Gina Ferazzi/Los Angeles Times

Kinzey at his arraignment hearing in San Bernardino Superior Court.

Below is the status of the defendants charged, per the Press-Enterprise:

Stephen Kinzey: Pleaded not guilty to possession of a controlled substance for sale, receiving stolen property, conspiracy to distribute illegal narcotics, being in possession of a controlled substance while armed with a loaded firearm, and participating in a criminal street gang.

Holly Robinson: Pleaded not guilty to possession of a controlled substance for sale, conspiracy, possession of a controlled substance while armed with loaded firearm.

Hans Preszler: Pleaded not guilty to conspiracy.

Jeremy Disney: Pleaded not guilty to possession of a controlled substance for sale, conspiracy.

Eric Cortez: Pleaded guilty to conspiracy and was sentenced to 119 days in jail, three years’ probation. On June 20, 2012, Cortez got another 177 days in jail for violating probation.

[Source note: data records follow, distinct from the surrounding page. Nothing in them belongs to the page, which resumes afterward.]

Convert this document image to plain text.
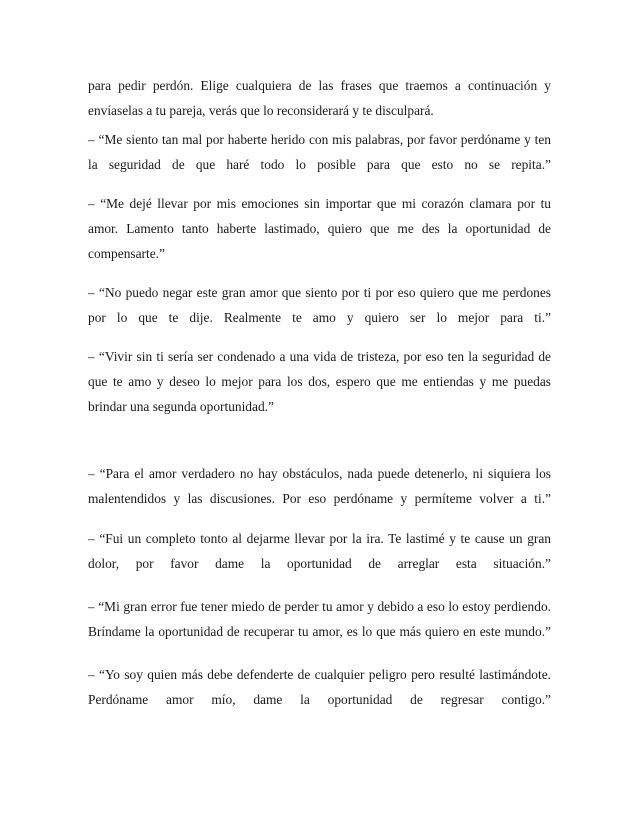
para pedir perdón. Elige cualquiera de las frases que traemos a continuación y envíaselas a tu pareja, verás que lo reconsiderará y te disculpará.

– “Me siento tan mal por haberte herido con mis palabras, por favor perdóname y ten la seguridad de que haré todo lo posible para que esto no se repita.”

– “Me dejé llevar por mis emociones sin importar que mi corazón clamara por tu amor. Lamento tanto haberte lastimado, quiero que me des la oportunidad de compensarte.”

– “No puedo negar este gran amor que siento por ti por eso quiero que me perdones por lo que te dije. Realmente te amo y quiero ser lo mejor para ti.”

– “Vivir sin ti sería ser condenado a una vida de tristeza, por eso ten la seguridad de que te amo y deseo lo mejor para los dos, espero que me entiendas y me puedas brindar una segunda oportunidad.”

– “Para el amor verdadero no hay obstáculos, nada puede detenerlo, ni siquiera los malentendidos y las discusiones. Por eso perdóname y permíteme volver a ti.”

– “Fui un completo tonto al dejarme llevar por la ira. Te lastimé y te cause un gran dolor, por favor dame la oportunidad de arreglar esta situación.”

– “Mi gran error fue tener miedo de perder tu amor y debido a eso lo estoy perdiendo. Bríndame la oportunidad de recuperar tu amor, es lo que más quiero en este mundo.”

– “Yo soy quien más debe defenderte de cualquier peligro pero resulté lastimándote. Perdóname amor mío, dame la oportunidad de regresar contigo.”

Edward Freer: Pleaded guilty to possession of controlled substance for sale. He was sentenced to approximately 13 months in jail.

Chelsea Marie Johnson: Pleaded guilty to conspiracy and was sentenced to 165 days in jail with three years’ probation.

Wendi Lee Witherell: Pleaded guilty to possession of controlled substance for sale. She was sentenced to 100 days in jail with three years’ probation.

Christopher Allen Rikerd: Pleaded guilty to possession of a controlled substance, participating in a criminal street gang. He was sentenced to approximately 11 months in prison.